In order to validate this model, the lower representation of the data extracted from the bottleneck layer was further reduced via UMAP to two dimensions for visualization. The 2D representation weas then fit through a logistic regression model with the cell types taken from metadata as targets. The score of the model was then used as an accuracy metric, as a gauge of how well the clustering was.

The 2D representation was also plotted as a scatter plot with the cell type identities as different colours.

Results & Discussion

umap

From the plot, it looks the autoencoder managed to separate clusters, having NK, Erythocytes and B cells as distinct clusters. However, there are still some limitations. Multiple clusters of cells contain more than 1 cell type, such as Memory CD4 T cells, Naive CD4 T cells and CD8 T cells. This might be due to the similar transcriptome of these few cell types and the autoencoder clustered these different cell types together.

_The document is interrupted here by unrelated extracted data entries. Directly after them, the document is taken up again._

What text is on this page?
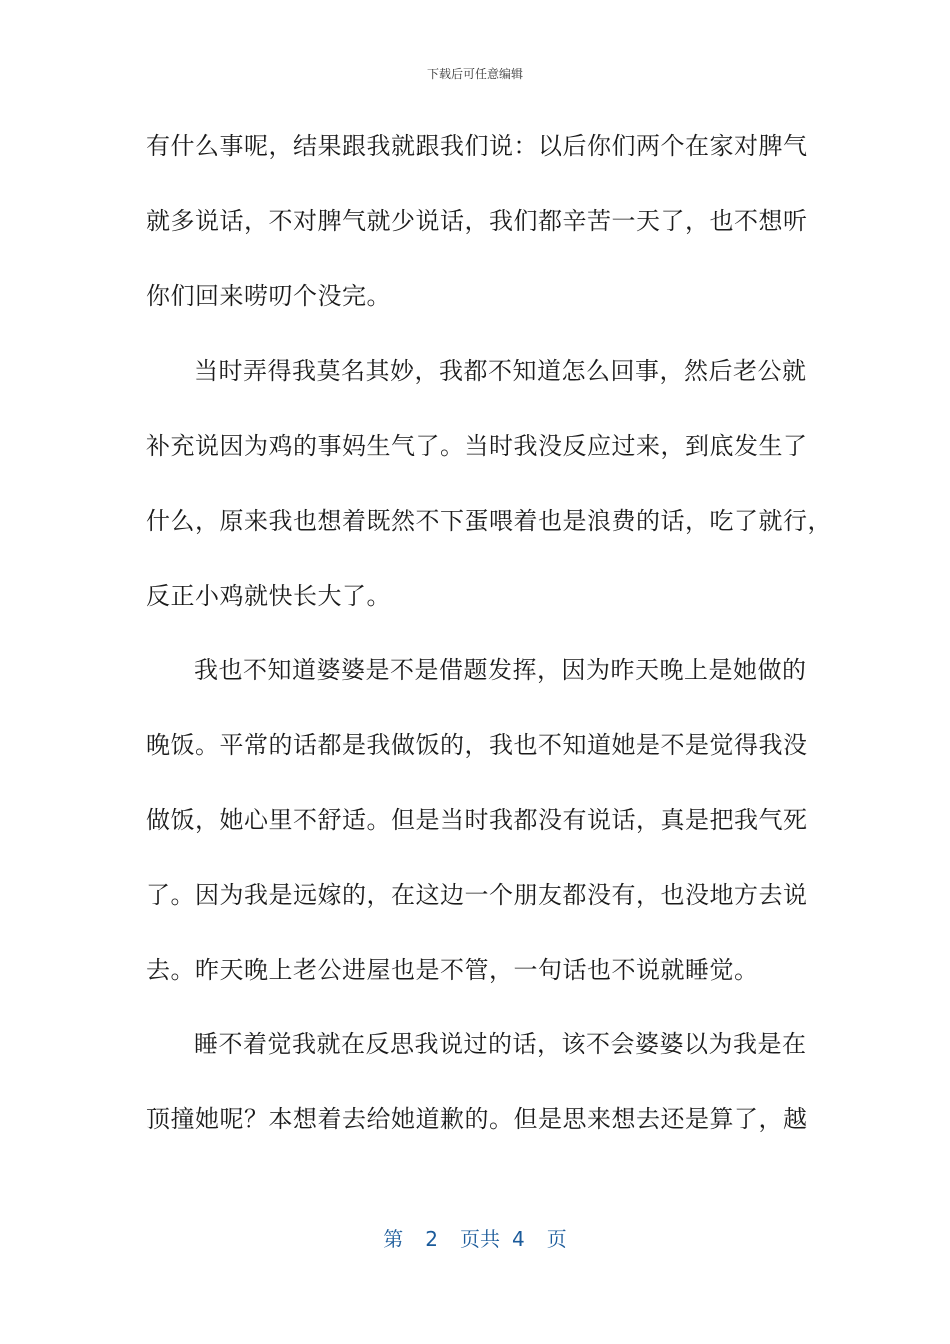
下载后可任意编辑
有什么事呢，结果跟我就跟我们说：以后你们两个在家对脾气
就多说话，不对脾气就少说话，我们都辛苦一天了，也不想听
你们回来唠叨个没完。
当时弄得我莫名其妙，我都不知道怎么回事，然后老公就
补充说因为鸡的事妈生气了。当时我没反应过来，到底发生了
什么，原来我也想着既然不下蛋喂着也是浪费的话，吃了就行，
反正小鸡就快长大了。
我也不知道婆婆是不是借题发挥，因为昨天晚上是她做的
晚饭。平常的话都是我做饭的，我也不知道她是不是觉得我没
做饭，她心里不舒适。但是当时我都没有说话，真是把我气死
了。因为我是远嫁的，在这边一个朋友都没有，也没地方去说
去。昨天晚上老公进屋也是不管，一句话也不说就睡觉。
睡不着觉我就在反思我说过的话，该不会婆婆以为我是在
顶撞她呢？本想着去给她道歉的。但是思来想去还是算了，越
第 2 页共 4 页
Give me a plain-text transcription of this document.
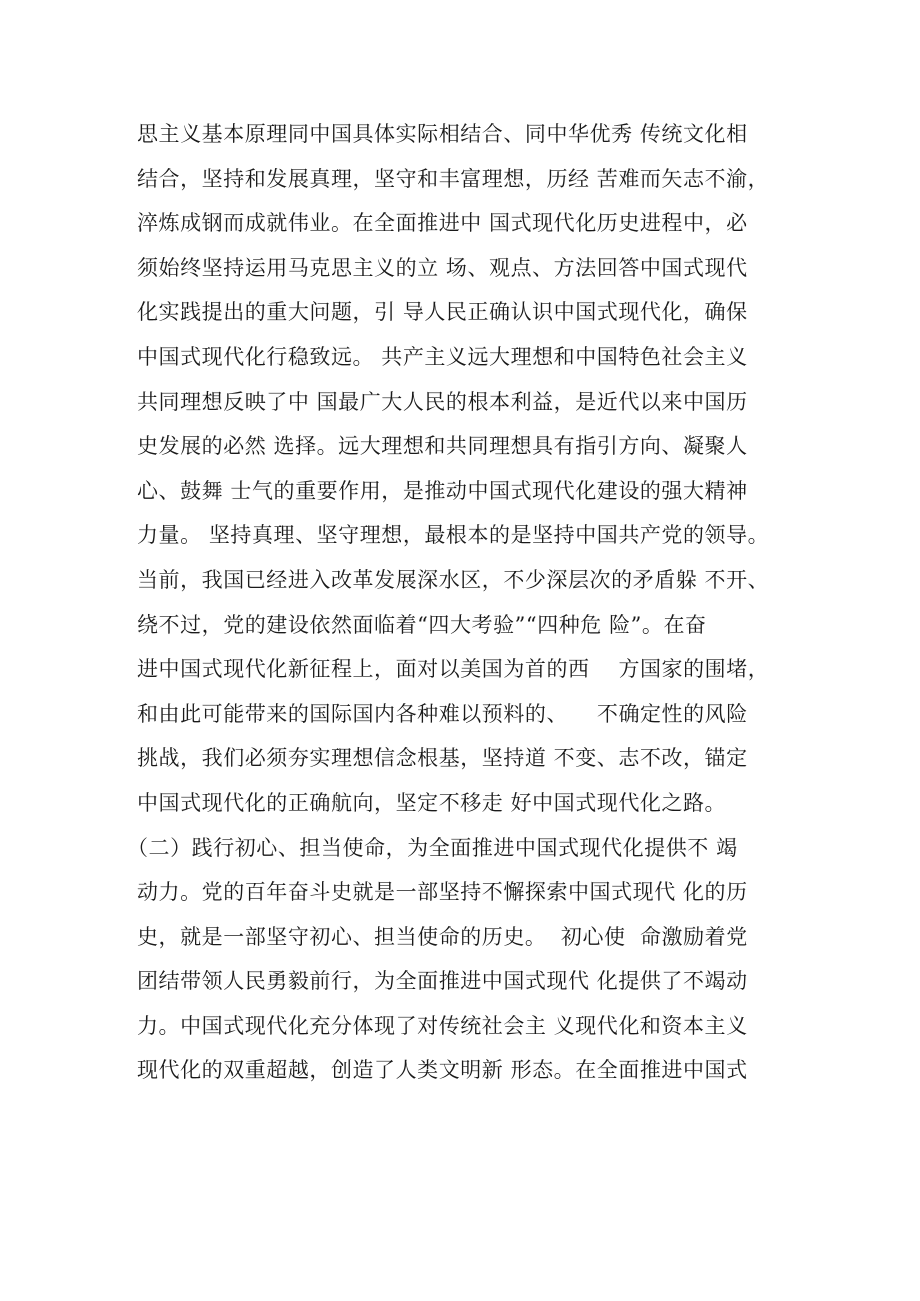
思主义基本原理同中国具体实际相结合、同中华优秀 传统文化相
结合，坚持和发展真理，坚守和丰富理想，历经 苦难而矢志不渝，
淬炼成钢而成就伟业。在全面推进中 国式现代化历史进程中，必
须始终坚持运用马克思主义的立 场、观点、方法回答中国式现代
化实践提出的重大问题，引 导人民正确认识中国式现代化，确保
中国式现代化行稳致远。 共产主义远大理想和中国特色社会主义
共同理想反映了中 国最广大人民的根本利益，是近代以来中国历
史发展的必然 选择。远大理想和共同理想具有指引方向、凝聚人
心、鼓舞 士气的重要作用，是推动中国式现代化建设的强大精神
力量。 坚持真理、坚守理想，最根本的是坚持中国共产党的领导。
当前，我国已经进入改革发展深水区，不少深层次的矛盾躲 不开、
绕不过，党的建设依然面临着“四大考验”“四种危 险”。在奋
进中国式现代化新征程上，面对以美国为首的西    方国家的围堵，
和由此可能带来的国际国内各种难以预料的、    不确定性的风险
挑战，我们必须夯实理想信念根基，坚持道 不变、志不改，锚定
中国式现代化的正确航向，坚定不移走 好中国式现代化之路。
（二）践行初心、担当使命，为全面推进中国式现代化提供不 竭
动力。党的百年奋斗史就是一部坚持不懈探索中国式现代 化的历
史，就是一部坚守初心、担当使命的历史。  初心使  命激励着党
团结带领人民勇毅前行，为全面推进中国式现代 化提供了不竭动
力。中国式现代化充分体现了对传统社会主 义现代化和资本主义
现代化的双重超越，创造了人类文明新 形态。在全面推进中国式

As a result, in the future, multiple modalities such as protein expression and ATAC-Seq could be incorporated into the model to better separate these cells with similar transcriptome. However, with current technologies, sequencing multiple modalities and not falling to the curse of dimensionality is simply not possible. Perhaps, as sequencing technologies get more advanced and at a reduced cost, integrating di, tri or even quad modal analysis on single cell profiling is possible.

Conclusion

This short project shows the usage of Tensorflow's Autoencoders being applied on scRNA-seq data and is adequate in clustering cells together.